Le Crédit municipal de Paris se dépoussière. La vénérable institution de prêt sur gage, dont l’origine remonte au XVIIe siècle, ne ressemble plus guère à « ma tante », surnom provenant de l’alibi utilisé par les jeunes gens ayant perdu au jeu, qui s’y rendaient pour combler momentanément leurs dettes... Grâce au département CC Art, elle a modernisé ses services en les adaptant au XXIe siècle... et aux besoins variés des détenteurs d’œuvres d’art. « Nous accompagnons le collectionneur pour le prêt et le stockage de son œuvre, mais aussi l’authentification ou la restauration, explique le directeur Nicolas Chwat, à propos des dispositifs « muséaux ». CC Art se distingue du Crédit municipal par des prêts plus élevés, 100 % de récupération des œuvres et une typologie de clients particuliers qui ont besoin de trésorerie pour un projet. » Ainsi, des magasins de stockage sont organisés par typologie de médiums, les locaux comprenant des salons de présentation d’œuvres.
Un système vertueux
Le principe ? Pour une pièce évaluée (à un instant T) entre 20 000 euros et plusieurs millions d’euros, ce sont 50 à 66% de la valeur de l’objet ou du tableau qui sont prêtés à son propriétaire. Le tout au taux d’emprunt de 5,3 % tout compris, d’un an reconductible. Et l’on peut interrompre l’opération à tout moment. Le prêt est remboursable in fine avec les intérêts. Si la valeur de l’œuvre évolue, le montant du prêt peut parfois être reconsidéré.

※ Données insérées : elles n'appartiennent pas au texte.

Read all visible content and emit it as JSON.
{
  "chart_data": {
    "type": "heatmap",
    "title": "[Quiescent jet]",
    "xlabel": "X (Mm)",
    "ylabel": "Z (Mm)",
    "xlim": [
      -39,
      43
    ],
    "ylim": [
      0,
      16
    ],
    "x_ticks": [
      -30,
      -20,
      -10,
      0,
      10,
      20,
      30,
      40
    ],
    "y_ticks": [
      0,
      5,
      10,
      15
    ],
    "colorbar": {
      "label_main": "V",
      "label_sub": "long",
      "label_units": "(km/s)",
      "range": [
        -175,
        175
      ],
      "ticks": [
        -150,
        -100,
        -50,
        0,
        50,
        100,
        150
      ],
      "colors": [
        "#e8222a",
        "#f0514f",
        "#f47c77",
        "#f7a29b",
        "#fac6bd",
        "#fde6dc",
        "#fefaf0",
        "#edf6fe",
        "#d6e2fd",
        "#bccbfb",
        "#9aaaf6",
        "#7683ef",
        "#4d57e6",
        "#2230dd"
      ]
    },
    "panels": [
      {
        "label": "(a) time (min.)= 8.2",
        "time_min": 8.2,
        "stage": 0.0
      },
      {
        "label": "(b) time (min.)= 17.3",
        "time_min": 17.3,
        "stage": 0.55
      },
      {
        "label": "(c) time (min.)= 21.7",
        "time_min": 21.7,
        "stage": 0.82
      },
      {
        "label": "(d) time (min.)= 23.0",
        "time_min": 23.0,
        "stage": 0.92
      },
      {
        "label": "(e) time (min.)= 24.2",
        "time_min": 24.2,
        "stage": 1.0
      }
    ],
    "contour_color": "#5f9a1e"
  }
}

Ces services, réservés aux résidents français, attirent les profils les plus variés : « Un couple avait acheté un très beau [Pierre] Soulages dans les années 1970, mais voulait se lancer dans une collection d’art contemporain émergent, raconte Nicolas Chwat. Le prêt gagé sur le Soulages a servi pour la mise de fonds. » Il cite encore : « Une vieille famille française, qui souhaitait restaurer son château, a déposé son orfèvrerie. » Quand pour d’autres, « la rapidité du prêt est appréciée pour un achat immobilier », lorsque le candidat est déjà engagé sur des prêts bancaires par exemple. « Nous rencontrons également des professions récurrentes comme les producteurs de cinéma qui ont besoin d’une mise de fonds pour rassurer les créanciers », précise le directeur de CC Art. Toutefois, si la capacité d’emprunt est à son maximum, une démarche de due diligence (contrôle préalable) est réalisée en amont de la décision.

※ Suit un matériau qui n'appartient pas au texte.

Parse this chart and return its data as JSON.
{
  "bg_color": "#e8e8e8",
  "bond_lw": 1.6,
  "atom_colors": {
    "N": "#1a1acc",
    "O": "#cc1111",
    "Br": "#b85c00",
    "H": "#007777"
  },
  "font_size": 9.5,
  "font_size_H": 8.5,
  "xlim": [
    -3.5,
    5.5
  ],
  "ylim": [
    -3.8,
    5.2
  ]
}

L’art lending chez CC Art, une activité en plein développement.
© Photo Aurélia Blanc
En toute discrétion
Selon Nicolas Chwat, alors que les banques se montrent généralement plus frileuses pour accorder des prêts classiques, le dépôt de nouveaux dossiers a bondi récemment : il était de 214 pour l’année 2023, nombre atteint dès le 1er juillet 2024 ! « Les taux de crédits classiques vont se relâcher un peu, mais le marché de l’art est plus compliqué, observe le directeur. Le prêt que nous fournissons permet d’apporter de l’argent frais en attendant des jours meilleurs, sans vendre pour autant son œuvre. Par capillarité, le ralentissement du marché a un effet positif sur nos activités. » Autre (gros) avantage : la discrétion. « Nous ne sommes pas une maison de ventes, notre vocation n’est pas de vendre. Le marché ne sera donc pas au courant du prêt ni de quoi il s’agit... » Tout juste apprend-on qu’une petite peinture de Jean-Michel Basquiat ou un Pablo Picasso ont déjà été gagés, ainsi que de nombreuses œuvres de maîtres anciens. Un acteur a même déposé son César en toute discrétion !

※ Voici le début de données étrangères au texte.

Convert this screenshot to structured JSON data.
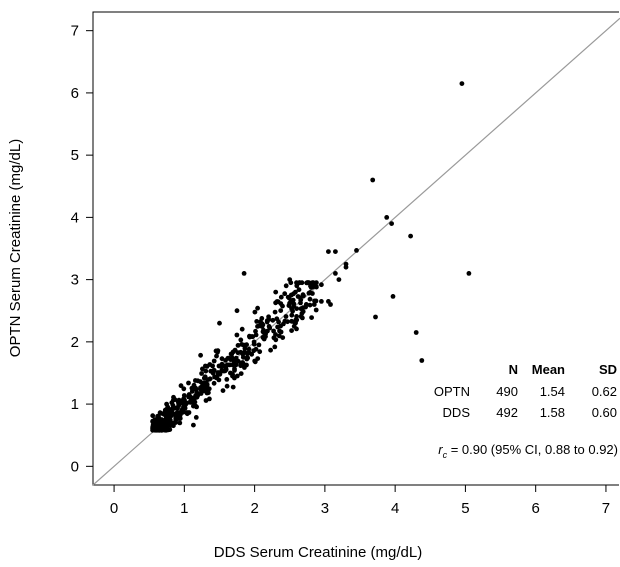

Ce sont 227 millions d’euros de prêts qui étaient en cours au 31 décembre 2024 auprès de CC Art (œuvres au-delà de 40 000 euros, pour un total évalué à près de 50 millions d’euros) et du Crédit municipal, la valeur globale des productions déposées étant largement supérieure. Les bénéfices engrangés grâce aux prêts de haut niveau permettent de financer les tout petits prêts, « un système vertueux », résume Nicolas Chwat. Le Crédit municipal procède ainsi à des effacements de petites dettes pour les pièces déposées depuis plus de vingt ans, dans une démarche d’aide au désendettement. Contrairement aux services concurrents proposés par des banques privées, de grandes maisons de ventes ou même des galeries, le dispositif s’inscrit dans l’ADN du Crédit municipal, entreprise publique détenue par la Ville de Paris.